Dos 250 estudantes transexuais consultados na pesquisa, 50% disseram que já abandonaram os estudos em algum momento da vida. Entre as dificuldades de permanecer no ambiente escolar, estão: preconceito, assédio moral e agressão verbal. Os estudantes também relataram que encontraram negação ao nome social e ao uso dos banheiros.
A escola que deveria ser um espaço acolhedor de combate ao preconceito, à discriminação e à violência acaba representando o contrário para crianças e adolescentes trans.
“Na educação básica não acontece um processo de evasão, como muitos tentam pintar, ocorre um processo de expulsão e exclusão mesmo. A escola não é acolhedora; ela cria estratégias de violência, inclusive simbólica, chegando à violência física por vezes”, enfatiza Ivan Amaro, professor do Programa de Pós-Graduação em Educação, Cultura e Comunicação em Periferias Urbanas da Universidade do Estado do Rio de Janeiro (UERJ) e coordenador do Núcleo de Estudos e Pesquisas em Diferenças, Educação, Gênero e Sexualidade (NuDES).
A estudante Sophia também sofreu com a transfobia na escola: “No Ensino Médio, quando eu decidi ser tratada como Sophia, no começo da minha transição, foi muito difícil. Eu fui perseguida por professores. Lembro o quanto me sentia desrespeitada e constrangida por certas coisas. Imagina uma pessoa trans, que às vezes não sabe que pode usar o nome social, ir para faculdade e ser constrangida? Acaba ali”.
A transfobia leva à marginalização
Concluir os estudos e ingressar no Ensino Superior é uma questão de sobrevivência para as pessoas trans. Isso porque, ao serem expulsas do ambiente escolar, transexuais e travestis são marginalizadas, ficam sem direitos e sem oportunidades de trabalho, e propensas à prostituição, à dependência de drogas e ao suicídio.
O Brasil é o país que mais mata transexuais e travestis no mundo, de acordo com a Associação Nacional de Travestis e Transexuais. Aqui, a expectativa de vida de uma pessoa transexual é de apenas 35 anos, menos da metade do que a expectativa de vida dos brasileiros, que é 76,3 anos, segundo o Instituto Brasileiro de Geografia e Estatística (IBGE).
“O problema não é entrar na faculdade, são todas as dificuldade que enfrentamos a partir do momento que assumimos nossa identidade e queremos ser respeitadas. Se fosse uma escolha, nenhuma de nós escolheria passar por tanto julgamento e repressão. A vida trans é um fardo muito grande. Somos muito marginalizadas pela prostituição e pela objetificação dos nossos corpos. A partir do momento que decidirmos e entrar na universidade é muito assustador para sociedade. Só que as pessoas precisam começar a aceitar a ideia de que travesti pode sim ter um profissão, cursar faculdade e fazer muitas outras coisas”, declara Sophia.

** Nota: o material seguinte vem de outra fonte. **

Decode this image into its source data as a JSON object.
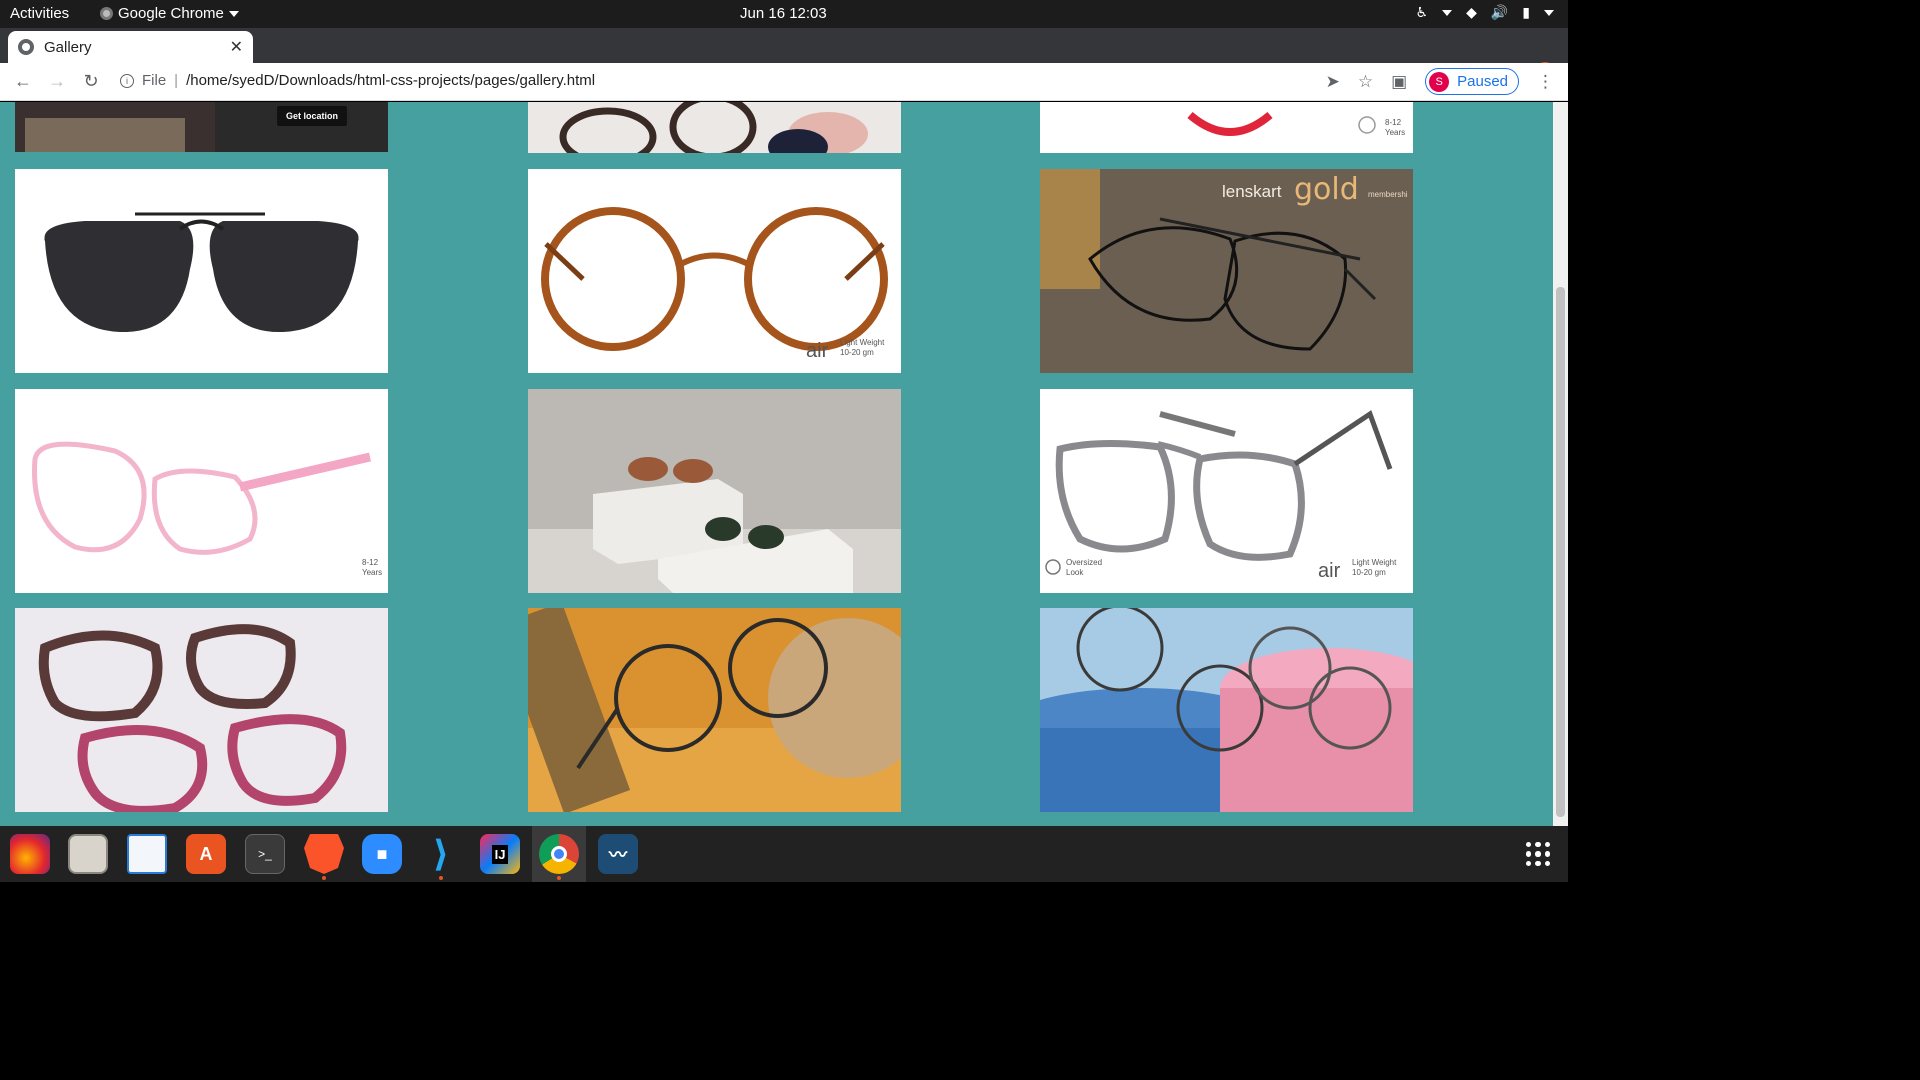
{
  "topbar": {
    "activities": "Activities",
    "app_name": "Google Chrome",
    "clock": "Jun 16  12:03",
    "tray_icons": [
      "accessibility-icon",
      "wifi-icon",
      "volume-icon",
      "battery-icon"
    ]
  },
  "browser": {
    "tab_title": "Gallery",
    "address_scheme_label": "File",
    "address": "/home/syedD/Downloads/html-css-projects/pages/gallery.html",
    "profile_initial": "S",
    "profile_status": "Paused"
  },
  "gallery": {
    "background_color": "#46a0a0",
    "cards": [
      {
        "alt": "store-banner",
        "overlay_text": "Get location"
      },
      {
        "alt": "assorted-glasses"
      },
      {
        "alt": "kids-red-frame",
        "badge_num": "8-12",
        "badge_word": "Years"
      },
      {
        "alt": "black-aviator-sunglasses"
      },
      {
        "alt": "tortoise-round-frame",
        "brand": "air",
        "weight_line1": "Light Weight",
        "weight_line2": "10-20 gm"
      },
      {
        "alt": "lenskart-gold-frame",
        "brand_a": "lenskart",
        "brand_b": "gold",
        "brand_c": "membershi"
      },
      {
        "alt": "pink-kids-frame",
        "badge_num": "8-12",
        "badge_word": "Years"
      },
      {
        "alt": "sunglasses-on-boxes"
      },
      {
        "alt": "grey-transparent-square-frame",
        "tag_line1": "Oversized",
        "tag_line2": "Look",
        "brand": "air",
        "weight_line1": "Light Weight",
        "weight_line2": "10-20 gm"
      },
      {
        "alt": "floral-cat-eye-frames"
      },
      {
        "alt": "round-metal-frame-on-wood"
      },
      {
        "alt": "metal-frames-on-pedestals"
      }
    ]
  },
  "dock": {
    "apps": [
      "firefox-icon",
      "files-icon",
      "writer-icon",
      "software-icon",
      "terminal-icon",
      "brave-icon",
      "zoom-icon",
      "vscode-icon",
      "intellij-icon",
      "chrome-icon",
      "mysql-workbench-icon"
    ],
    "terminal_glyph": ">_",
    "intellij_glyph": "IJ"
  }
}
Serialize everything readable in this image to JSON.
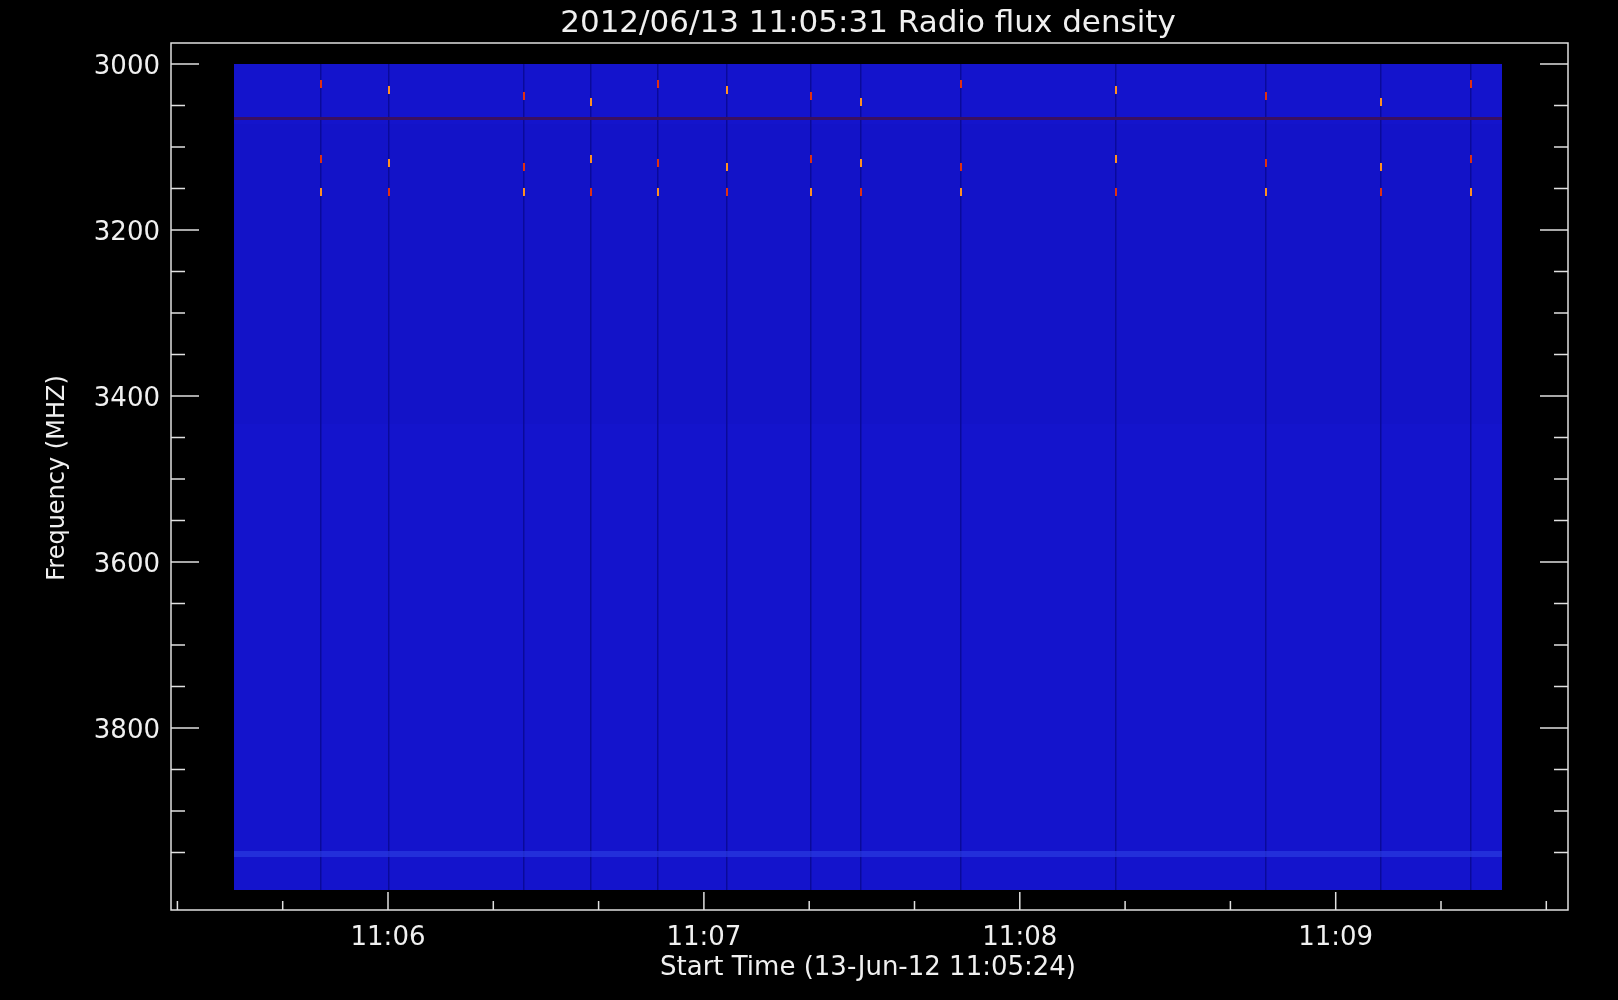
{
  "plot": {
    "title": "2012/06/13 11:05:31 Radio flux density",
    "y_axis": {
      "label": "Frequency (MHZ)",
      "ticks": [
        "3000",
        "3200",
        "3400",
        "3600",
        "3800"
      ]
    },
    "x_axis": {
      "label": "Start Time (13-Jun-12 11:05:24)",
      "ticks": [
        "11:06",
        "11:07",
        "11:08",
        "11:09"
      ]
    }
  }
}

Os dados refletem uma questão cultural do Brasil, do sexismo, LBGTIfobia e conservadorismo enraizados no país. Para Anderson Ferrari, professor da Faculdade de Educação da Universidade Federal de Juiz de Fora (UFJF) e coordenador do Grupo de Estudos e Pesquisas em Gênero, Sexualidade, Educação e Diversidade (Gesed), também é papel da educação lutar para mudar esse cenário, por meio o avanço da discussão sobre gênero e sexualidade nas escolas, por exemplo.
“Se o Brasil é o país que mais mata LGBTs no mundo, ele é um dos que mais matam mulheres também. O feminicídio está diretamente ligado à LGBTIfobia. Temos o compromisso educativo de construir homens diferentes, homens que não entendam a mulher como posse, que não entendam a travesti como um objeto, que não entendam a homossexualidade como ameaça; homens que construam suas masculinidades sem exclusão das outras pessoas”, completa.
Além de ingressar, é preciso permanecer
Apesar da utilização do nome social no Enem e outros vestibulares, o número de estudantes trans no Ensino Superior ainda é ínfimo. Segundo um levantamento da Associação Nacional dos Dirigentes das Instituições de Ensino Superior (Andifes) de 2018, apenas apenas 0,2% do total de estudantes em universidades federais se identificam como transgêneros e outros 0,6%, como não-binários.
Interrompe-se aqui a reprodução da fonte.